Professeur au département d’économie politique de l’Université de Genève où il dirige l’Observatoire universitaire de l’emploi (OUE), Yves Flückiger reconnaît que la tendance à «jouer sur la définition de la notion de ‘chômeur’ est présente en Suisse, comme d’ailleurs dans de nombreux autres pays.»

Pour lui, c’est non pas le taux de chômage, mais celui des demandeurs d’emploi qu’il faut prendre en considération pour avoir une vision plus juste de la situation sur le marché du travail.

Le nombre de demandeurs d’emploi tient aussi compte des chômeurs qui suivent des mesures actives et ne sont donc pas immédiatement disponibles pour un emploi. En juin 2007, celui-ci s’est par exemple élevé à 158’700 en Suisse, soit près de 59’000 personnes de plus que le nombre de chômeurs (99’700).

Sur l’ensemble de l’année dernière, le nombre moyen de chômeurs s’est quant à lui élevé à plus de 131’000, alors que le nombre de demandeurs d’emploi était supérieur à 197’000. Par ailleurs, près de 31’000 personnes ont épuisé leur droit aux prestations du chômage en 2006.

Report sur l’aide sociale

La plupart d’entre elles disparaît donc des statistiques du Seco. L’étude réalisée à Villars-sur-Glâne montre par exemple que la moitié de ces personnes sollicitent ensuite l’aide sociale, sans pour autant abandonner leur quête d’un travail.

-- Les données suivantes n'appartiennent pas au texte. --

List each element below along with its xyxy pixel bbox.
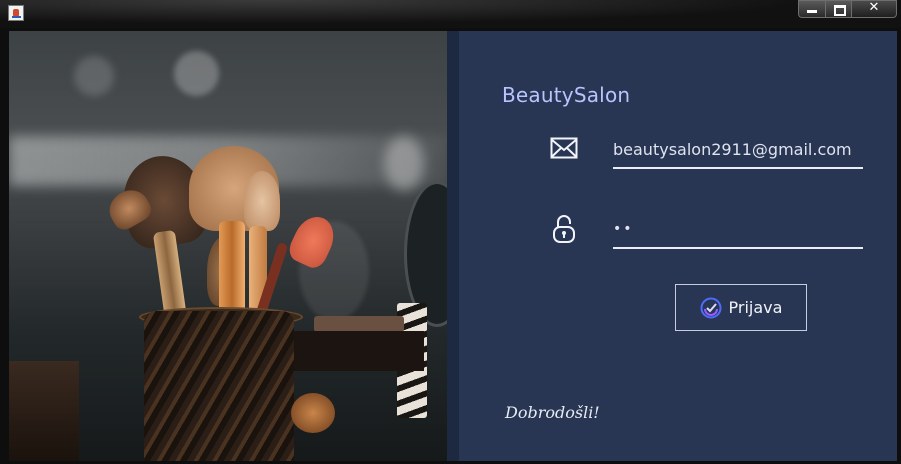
table-surface xyxy=(294,331,424,371)
panel-edge xyxy=(447,31,459,461)
window-title-bar[interactable]: ✕ xyxy=(0,0,901,28)
bokeh-circle xyxy=(174,51,219,96)
bokeh-circle xyxy=(384,136,424,191)
email-field[interactable] xyxy=(613,131,863,169)
makeup-brushes-photo xyxy=(9,31,447,461)
compact-case xyxy=(9,361,79,461)
brush-head xyxy=(244,171,280,231)
password-input[interactable] xyxy=(613,211,863,247)
maximize-button[interactable] xyxy=(825,0,851,18)
login-button-label: Prijava xyxy=(728,298,783,317)
brush-cup xyxy=(144,311,294,461)
close-button[interactable]: ✕ xyxy=(851,0,897,18)
mail-icon xyxy=(550,137,578,159)
welcome-text: Dobrodošli! xyxy=(505,403,600,422)
java-app-icon xyxy=(8,5,24,21)
brush-handle xyxy=(219,221,245,316)
lock-icon xyxy=(553,215,575,243)
login-button[interactable]: Prijava xyxy=(675,284,807,331)
password-field[interactable] xyxy=(613,211,863,249)
app-title: BeautySalon xyxy=(502,83,631,107)
close-icon: ✕ xyxy=(868,0,880,15)
check-circle-icon xyxy=(700,297,722,318)
window-controls: ✕ xyxy=(798,0,897,18)
palette-case xyxy=(314,316,404,332)
email-input[interactable] xyxy=(613,131,863,167)
login-panel: BeautySalon Prijava Dobrodošli! xyxy=(447,31,897,461)
makeup-sponge xyxy=(291,393,335,433)
bokeh-circle xyxy=(74,56,114,96)
minimize-button[interactable] xyxy=(798,0,825,18)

«Il faut bien voir que ceux qui ne sont pas comptés dans la statistique du Seco sont les plus défavorisés: femmes sans formation, étrangers ne parlant pas la langue, jeunes sans expérience professionnelle. Souvent, ils ne peuvent même pas prétendre à des indemnités», témoigne Annelise Meyer-Glauser.

Pour elle, la situation réelle est plus justement reflétée par l’Enquête suisse sur la population active (ESPA) publiée chaque année par l’Office fédéral de la statistique (OFS). Portant sur un échantillon représentatif de 50’000 sondés, cette enquête permet d’estimer le nombre de personnes qui sont à la recherche d’un emploi.

Pour 2006, l’ESPA estime ainsi le taux moyen de sans-emploi à 4% en Suisse, alors que le taux de chômage tel que le calcule le Seco était de 3,3%. L’ESPA montre en outre que 6% de la population active helvétique souhaiterait travailler davantage.

Optimisme à l’effet pervers

«Les données du Seco sont très utiles pour connaître l’évolution conjoncturelle, explique Thierry Murier, collaborateur scientifique à l’OFS. Par contre si on souhaite disposer d’informations structurelles, notamment sur toutes les personnes qui cherchent du travail, l’ESPA est plus indiquée.»

Ceci d’autant plus que cette enquête, effectuée selon des normes européennes communes, permet des comparaisons internationales. En ce qui concerne le taux de sans-emploi au deuxième trimestre 2006, la Suisse (4%) se plaçait par exemple derrière la Norvège (3,5%) et le Danemark (3,7%), mais devant l’Italie (7,6%), la France (8,3%) et l’Allemagne (8,5%).

De manière générale, les données de l’ESPA reflètent les chiffres nationaux du chômage en les amplifiant. Mais la corrélation existe: lorsque le chômage baisse, la statistique des personnes sans emploi diminue. «L’effet de la conjoncture se fait ressentir avec un décalage», souligne Thierry Murier.

Reste que sur le terrain, Annelise Meyer-Glauser déplore les effets pervers de l’optimisme ambiant. «C’est partout dans la presse. Forcément, ceux qui n’ont pas de travail se disent que c’est de leur faute et qu’ils ne valent vraiment rien. Humainement, c’est destructeur.»

swissinfo, Carole Wälti

Taux de chômage en Suisse en 2006: 3,3% (Seco)
En 2005: 3,8%
Taux de sans-emploi en Suisse en 2006: 4% (ESPA)
En 2005: 4,4%
Taux de chômage en juin 2007: 2,5%(Seco)
Nombre de chômeurs inscrits en juin 2007: 99’781 (Seco)
Nombre de demandeurs d’emploi inscrits en juin 2007: 158’677 (Seco)
Evolution du recours à l’aide sociale entre 2004 et 2005: +8%

Les indicateurs de l’Enquête suisse sur la population active (ESPA) et ceux du Seco décrivent deux facettes d’un même phénomène.

La statistique des chômeurs inscrits, réalisée par le Seco, se fonde sur les personnes en quête d’un emploi qui sont inscrites auprès d’un office régional de placement (ORP).

Le Seco fournit des chiffres mensuels du chômage qui permettent de suivre l’évolution conjoncturelle à court terme. Ceux de l’ESPA sont fondés sur la définition internationale et autorisent donc la comparaison de pays à pays.